RE:RE:Sell me RioCan
materialsgirl wrote: Lacas24.
I intuit that you are just clowning around. As always, the things
to look for are;
1 intrinsic strength of properties and tenants
2. The balance sheet
3 development and nature of newly built assets
4 The share price as compared to NAV
This factor is huge.
Riocan has a massive development pipeline where the
NAV of each new asset will rise by ~30% immediately
upon completion.
This happens if the land is free (already exists) and when
the REIT participates in the construction profits.
The development pipeline includes condo residences which will be sold at a profit and ~ 10,000 multi-res rental apartments.

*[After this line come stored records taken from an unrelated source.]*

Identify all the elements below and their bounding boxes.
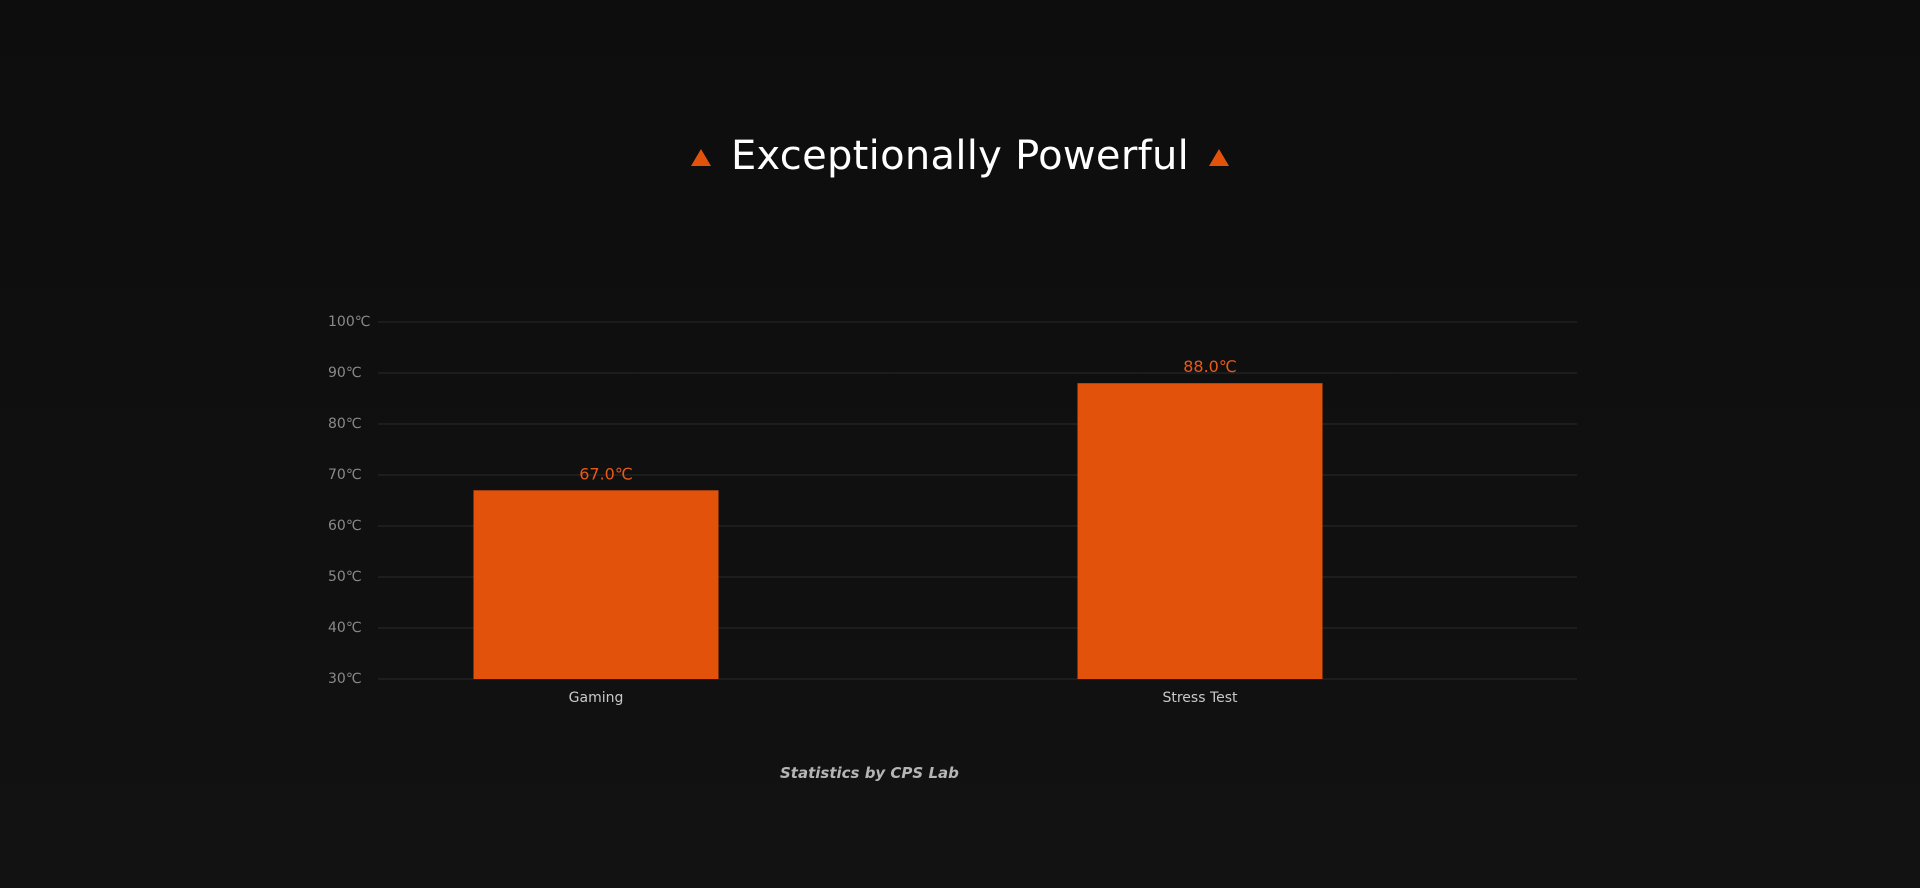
x-category-label: Stress Test <box>1162 690 1238 706</box>
y-tick-label: 80℃ <box>328 416 362 432</box>
triangle-up-icon <box>1209 148 1230 166</box>
triangle-up-icon <box>690 148 711 166</box>
y-tick-label: 60℃ <box>328 518 362 534</box>
y-tick-label: 100℃ <box>328 314 370 330</box>
page-title: Exceptionally Powerful <box>730 133 1190 179</box>
data-label: 88.0℃ <box>1183 357 1237 376</box>
y-tick-label: 70℃ <box>328 467 362 483</box>
y-tick-label: 50℃ <box>328 569 362 585</box>
x-category-label: Gaming <box>569 690 624 706</box>
data-label: 67.0℃ <box>579 464 633 483</box>
y-tick-label: 40℃ <box>328 620 362 636</box>
statistics-credit: Statistics by CPS Lab <box>780 764 959 782</box>
y-tick-label: 30℃ <box>328 671 362 687</box>
y-tick-label: 90℃ <box>328 365 362 381</box>
bar <box>473 490 719 679</box>
bar <box>1077 383 1323 679</box>
page-header: Exceptionally Powerful <box>0 128 1920 184</box>
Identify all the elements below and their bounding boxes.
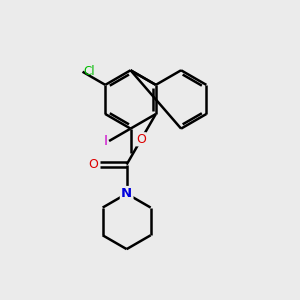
Text: O: O	[88, 158, 98, 171]
Text: I: I	[103, 134, 107, 148]
Text: N: N	[121, 187, 132, 200]
Text: Cl: Cl	[83, 65, 95, 78]
Text: O: O	[136, 133, 146, 146]
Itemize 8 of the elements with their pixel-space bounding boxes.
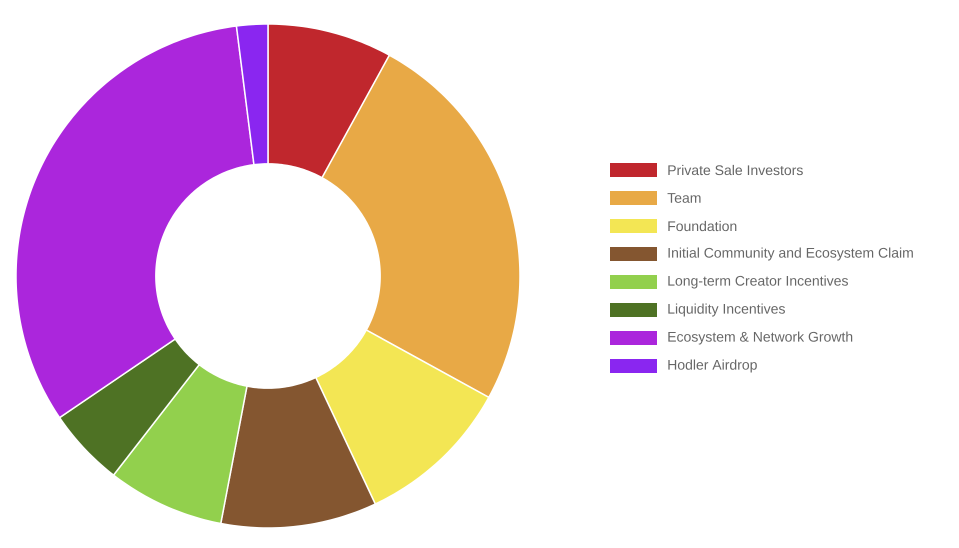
legend-label: Liquidity Incentives xyxy=(668,303,785,317)
legend-label: Private Sale Investors xyxy=(668,164,803,176)
legend-label: Long-term Creator Incentives xyxy=(668,275,848,289)
legend-label: Team xyxy=(668,193,701,203)
legend-label: Initial Community and Ecosystem Claim xyxy=(668,247,913,261)
legend-label: Hodler Airdrop xyxy=(668,359,757,373)
legend-label: Foundation xyxy=(668,220,736,232)
legend-label: Ecosystem & Network Growth xyxy=(668,331,852,345)
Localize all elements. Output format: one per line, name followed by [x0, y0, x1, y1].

They already have 2,000 or 3,000 rental apartments. This expansion into multi-res will shift the nature of RIOCAN in a major good way.
The negative side is that enclosed malls are in bad shape until 6 months after a vaccine is approved. Retailers that sell fashion goods are in trouble. Fashion outlets situated in the middle of an enclosed mall are hopelessly challenged in many cased.

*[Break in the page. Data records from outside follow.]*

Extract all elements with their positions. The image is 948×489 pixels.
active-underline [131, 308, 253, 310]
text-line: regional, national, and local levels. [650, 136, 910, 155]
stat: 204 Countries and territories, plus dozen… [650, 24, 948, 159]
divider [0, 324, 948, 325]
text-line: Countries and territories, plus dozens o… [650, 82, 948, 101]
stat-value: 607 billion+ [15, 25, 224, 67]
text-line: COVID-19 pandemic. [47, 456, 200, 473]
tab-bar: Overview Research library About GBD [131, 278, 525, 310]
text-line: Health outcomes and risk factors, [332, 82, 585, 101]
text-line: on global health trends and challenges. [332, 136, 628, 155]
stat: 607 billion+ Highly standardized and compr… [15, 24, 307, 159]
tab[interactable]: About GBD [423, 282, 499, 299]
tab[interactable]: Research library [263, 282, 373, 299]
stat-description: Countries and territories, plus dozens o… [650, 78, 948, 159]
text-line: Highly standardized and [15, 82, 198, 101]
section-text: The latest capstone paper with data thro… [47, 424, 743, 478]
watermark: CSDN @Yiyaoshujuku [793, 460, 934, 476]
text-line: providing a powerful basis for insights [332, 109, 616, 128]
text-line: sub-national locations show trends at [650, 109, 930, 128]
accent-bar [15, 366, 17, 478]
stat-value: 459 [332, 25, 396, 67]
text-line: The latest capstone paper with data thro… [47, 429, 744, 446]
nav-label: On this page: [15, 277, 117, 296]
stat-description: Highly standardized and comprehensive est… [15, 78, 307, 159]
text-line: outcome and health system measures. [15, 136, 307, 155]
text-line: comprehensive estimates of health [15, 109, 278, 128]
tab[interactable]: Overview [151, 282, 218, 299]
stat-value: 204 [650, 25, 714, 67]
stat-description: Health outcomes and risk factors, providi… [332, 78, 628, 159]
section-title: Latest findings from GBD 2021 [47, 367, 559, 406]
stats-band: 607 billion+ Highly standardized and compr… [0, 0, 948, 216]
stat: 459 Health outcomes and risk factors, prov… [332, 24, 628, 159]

Nonetheless, we will get a spring back at the end of Spring 2020 if there is an effective vaccine.
$22 a share will happen very quickly.
mat
Matt,
Have to disagree about enclosed malls. Some malls are in bad shape and were pre covid. What is happening is consolidation into the higher sales per sq ft malls. One mall per 100,000 150,000 people seems to the realistic average. The days of a mall for every 50,000 is gone. This will drive traffic to the survivors.

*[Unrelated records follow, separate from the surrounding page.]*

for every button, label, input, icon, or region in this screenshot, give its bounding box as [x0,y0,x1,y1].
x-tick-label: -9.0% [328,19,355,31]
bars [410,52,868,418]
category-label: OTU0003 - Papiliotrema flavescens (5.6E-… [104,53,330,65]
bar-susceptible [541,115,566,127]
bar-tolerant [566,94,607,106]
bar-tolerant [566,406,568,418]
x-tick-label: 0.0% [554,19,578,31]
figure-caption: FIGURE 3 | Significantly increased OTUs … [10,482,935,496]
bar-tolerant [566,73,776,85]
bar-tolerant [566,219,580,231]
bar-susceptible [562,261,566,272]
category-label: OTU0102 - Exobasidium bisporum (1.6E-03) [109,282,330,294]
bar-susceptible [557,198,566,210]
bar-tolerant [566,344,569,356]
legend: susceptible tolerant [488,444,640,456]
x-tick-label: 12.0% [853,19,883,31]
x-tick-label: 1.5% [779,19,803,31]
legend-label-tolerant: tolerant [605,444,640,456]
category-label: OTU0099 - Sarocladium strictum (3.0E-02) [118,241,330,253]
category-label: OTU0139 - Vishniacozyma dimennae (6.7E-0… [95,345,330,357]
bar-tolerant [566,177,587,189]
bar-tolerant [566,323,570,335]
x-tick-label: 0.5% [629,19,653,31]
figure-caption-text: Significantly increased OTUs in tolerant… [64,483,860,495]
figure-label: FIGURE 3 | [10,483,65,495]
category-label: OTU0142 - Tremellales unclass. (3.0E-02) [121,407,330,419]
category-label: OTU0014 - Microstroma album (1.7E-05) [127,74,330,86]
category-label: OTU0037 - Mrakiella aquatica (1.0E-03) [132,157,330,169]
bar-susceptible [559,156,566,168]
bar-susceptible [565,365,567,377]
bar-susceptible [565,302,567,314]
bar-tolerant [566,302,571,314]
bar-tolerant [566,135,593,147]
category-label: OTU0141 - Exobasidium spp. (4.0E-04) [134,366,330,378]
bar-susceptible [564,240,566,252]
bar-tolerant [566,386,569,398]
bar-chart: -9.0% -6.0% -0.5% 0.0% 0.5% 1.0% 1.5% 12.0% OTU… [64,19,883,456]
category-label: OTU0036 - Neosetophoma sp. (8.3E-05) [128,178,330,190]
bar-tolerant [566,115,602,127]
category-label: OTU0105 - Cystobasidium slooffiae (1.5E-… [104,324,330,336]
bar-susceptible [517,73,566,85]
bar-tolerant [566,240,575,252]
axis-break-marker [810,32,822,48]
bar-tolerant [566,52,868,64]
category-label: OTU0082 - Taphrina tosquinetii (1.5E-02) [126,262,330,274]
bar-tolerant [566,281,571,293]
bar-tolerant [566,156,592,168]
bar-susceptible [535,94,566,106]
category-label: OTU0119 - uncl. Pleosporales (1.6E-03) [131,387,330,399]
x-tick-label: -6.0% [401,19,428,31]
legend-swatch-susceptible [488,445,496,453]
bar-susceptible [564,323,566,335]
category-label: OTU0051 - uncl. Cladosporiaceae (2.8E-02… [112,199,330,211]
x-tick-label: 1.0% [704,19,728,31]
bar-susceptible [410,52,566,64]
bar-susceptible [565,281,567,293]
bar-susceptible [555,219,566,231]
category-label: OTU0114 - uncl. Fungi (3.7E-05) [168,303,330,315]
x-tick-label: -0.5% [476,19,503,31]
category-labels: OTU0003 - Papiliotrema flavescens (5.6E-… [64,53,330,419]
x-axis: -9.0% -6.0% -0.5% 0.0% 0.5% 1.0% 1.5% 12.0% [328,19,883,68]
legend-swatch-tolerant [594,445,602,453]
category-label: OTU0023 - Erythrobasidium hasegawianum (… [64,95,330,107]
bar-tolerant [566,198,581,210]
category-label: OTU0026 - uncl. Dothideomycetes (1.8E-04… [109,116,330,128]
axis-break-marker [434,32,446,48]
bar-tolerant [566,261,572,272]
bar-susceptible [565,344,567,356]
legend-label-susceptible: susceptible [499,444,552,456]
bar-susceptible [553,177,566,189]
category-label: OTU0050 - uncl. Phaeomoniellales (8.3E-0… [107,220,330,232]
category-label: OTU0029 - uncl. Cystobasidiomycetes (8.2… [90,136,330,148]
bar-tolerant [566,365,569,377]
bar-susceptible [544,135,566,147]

Selling appearal at a mall is much cheaper than online. This was confirmed by all retailers including Nike, Lululelom, Vans, Addidas, L brands etc. They want to drive retail to physical store. Brick and Mortar lease costs cents vs $10 for ship to home per product.
Omni channel is new normal and retailers want online order, pickup in store. This is the most profitable route period.